Reckitt Benckiser Group (RKT) H1 2024 earnings summary
Event summary combining transcript, slides, and related documents.
H1 2024 earnings summary
3 Feb, 2026Executive summary
H1 2024 performance was broadly in line with expectations, with like-for-like net revenue growth of 0.8% and strong free cash flow generation, supporting increased shareholder returns and an increased dividend.
Strategic actions include sharpening the brand portfolio, exiting Essential Home and seeking options for Mead Johnson Nutrition by end of 2025, and simplifying the organisation to three geographies.

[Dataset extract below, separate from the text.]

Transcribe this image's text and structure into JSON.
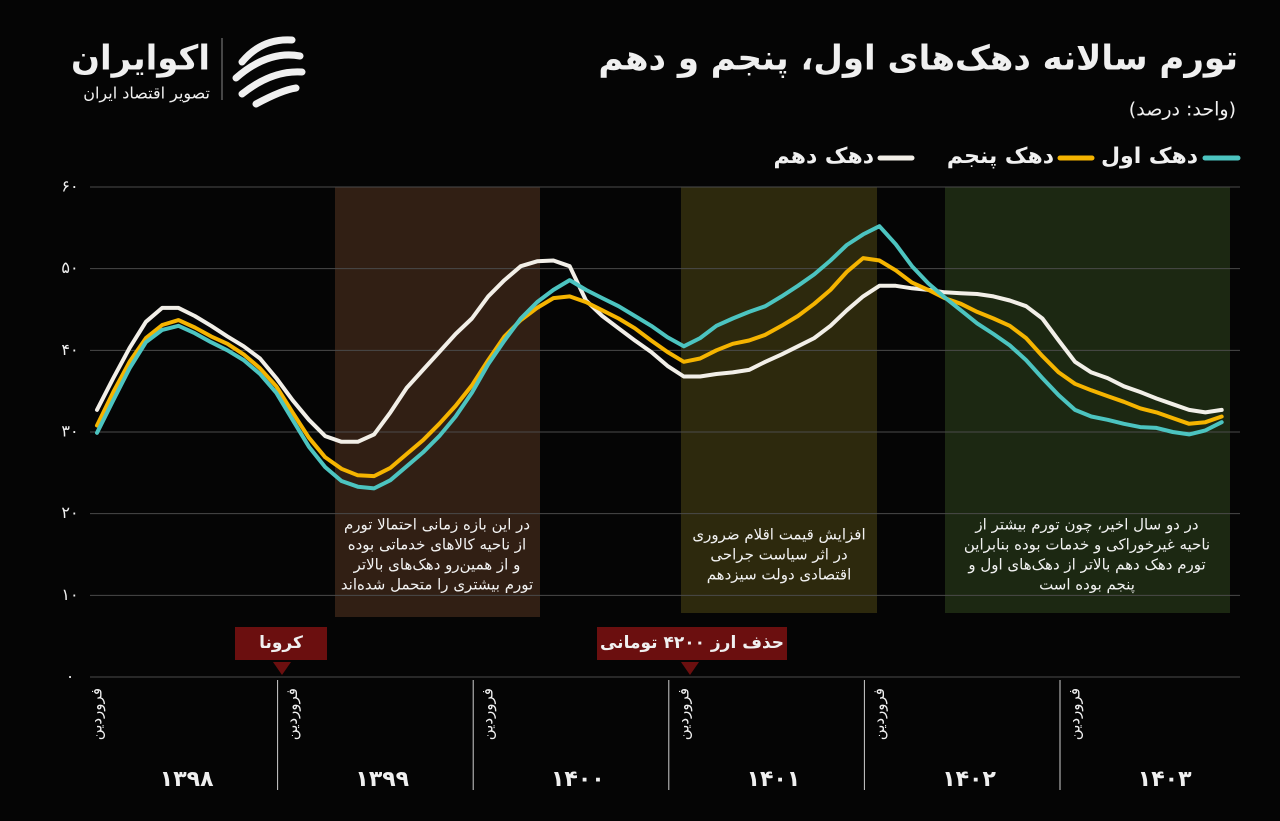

A new, simpler organisational structure will be implemented, removing the global business unit model and expanding fixed cost optimisation.
Financial highlights
Group net revenue was £7,167m, down 3.7% year-over-year on an IFRS basis, with like-for-like growth of 0.8%.

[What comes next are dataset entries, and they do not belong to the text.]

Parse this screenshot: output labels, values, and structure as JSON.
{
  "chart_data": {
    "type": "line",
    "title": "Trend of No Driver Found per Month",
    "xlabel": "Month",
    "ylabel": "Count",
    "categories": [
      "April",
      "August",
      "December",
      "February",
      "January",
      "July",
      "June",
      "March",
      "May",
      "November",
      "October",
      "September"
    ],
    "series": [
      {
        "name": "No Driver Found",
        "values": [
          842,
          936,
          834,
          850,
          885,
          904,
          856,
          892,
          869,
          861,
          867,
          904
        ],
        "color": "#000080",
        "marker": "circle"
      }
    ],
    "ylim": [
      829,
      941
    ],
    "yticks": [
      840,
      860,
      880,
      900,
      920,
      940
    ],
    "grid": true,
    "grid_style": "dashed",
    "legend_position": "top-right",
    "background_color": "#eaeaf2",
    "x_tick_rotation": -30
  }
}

Adjusted operating margin for H1 was 23.5%, with gross margin at 60.6% (+120bps); free cash flow grew 8% year-over-year.
Adjusted diluted EPS was 161.3p, down 6.8% year-over-year, mainly due to FX; interim dividend increased by 5%.

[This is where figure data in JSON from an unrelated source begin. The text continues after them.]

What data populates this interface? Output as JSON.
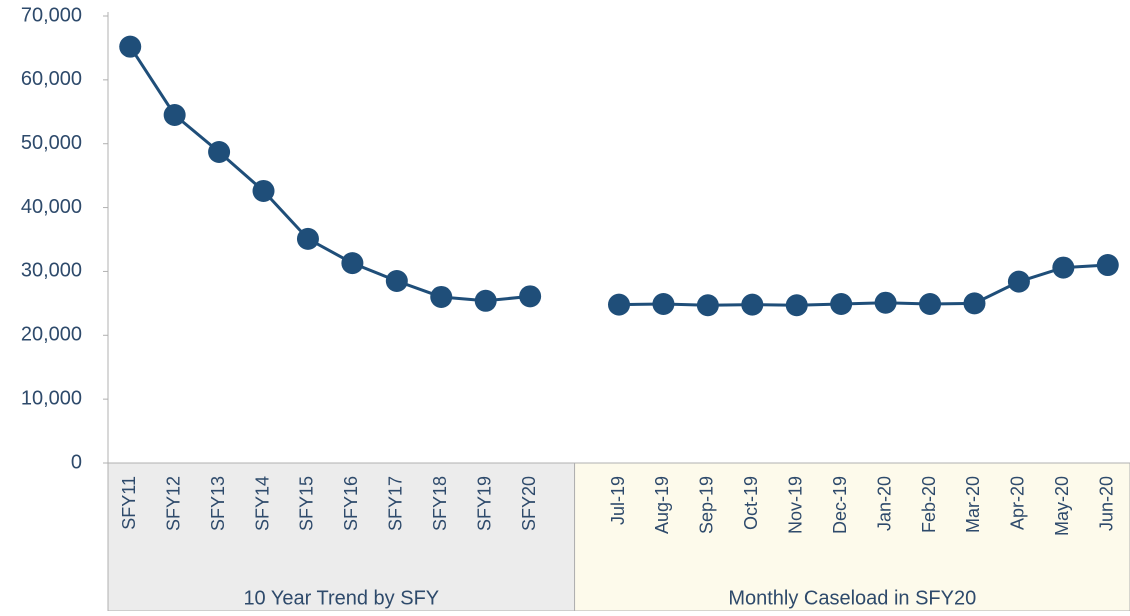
{
  "chart_data": {
    "type": "line",
    "categories": [
      "SFY11",
      "SFY12",
      "SFY13",
      "SFY14",
      "SFY15",
      "SFY16",
      "SFY17",
      "SFY18",
      "SFY19",
      "SFY20",
      null,
      "Jul-19",
      "Aug-19",
      "Sep-19",
      "Oct-19",
      "Nov-19",
      "Dec-19",
      "Jan-20",
      "Feb-20",
      "Mar-20",
      "Apr-20",
      "May-20",
      "Jun-20"
    ],
    "values": [
      65200,
      54500,
      48700,
      42600,
      35100,
      31300,
      28500,
      26000,
      25400,
      26100,
      null,
      24800,
      24900,
      24700,
      24800,
      24700,
      24900,
      25100,
      24900,
      25000,
      28400,
      30600,
      31000
    ],
    "color": "#1f4e79",
    "groups": [
      "10 Year Trend by SFY",
      "Monthly Caseload in SFY20"
    ],
    "ylim": [
      0,
      70000
    ],
    "yticks": [
      0,
      {
        "value": 10000,
        "label": "10,000"
      },
      {
        "value": 20000,
        "label": "20,000"
      },
      {
        "value": 30000,
        "label": "30,000"
      },
      {
        "value": 40000,
        "label": "40,000"
      },
      {
        "value": 50000,
        "label": "50,000"
      },
      {
        "value": 60000,
        "label": "60,000"
      },
      {
        "value": 70000,
        "label": "70,000"
      }
    ],
    "grid": false
  }
}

£0.8bn share buyback completed in H1, with a new £1bn programme to start.
Outlook and guidance
2024 like-for-like net revenue growth outlook revised to 1%-3% (from 2%-4%) due to tornado impact on U.S. Nutrition warehouse.
Nutrition segment expected to see a low double-digit decline, with most impact in Q3; Health and Hygiene to deliver mid-single-digit growth at the low end.
Adjusted operating profit expected to grow ahead of net revenue; adjusted net finance expense £300m–£320m; capex at 3%–3.5% of net revenue; tax rate 25%–26%.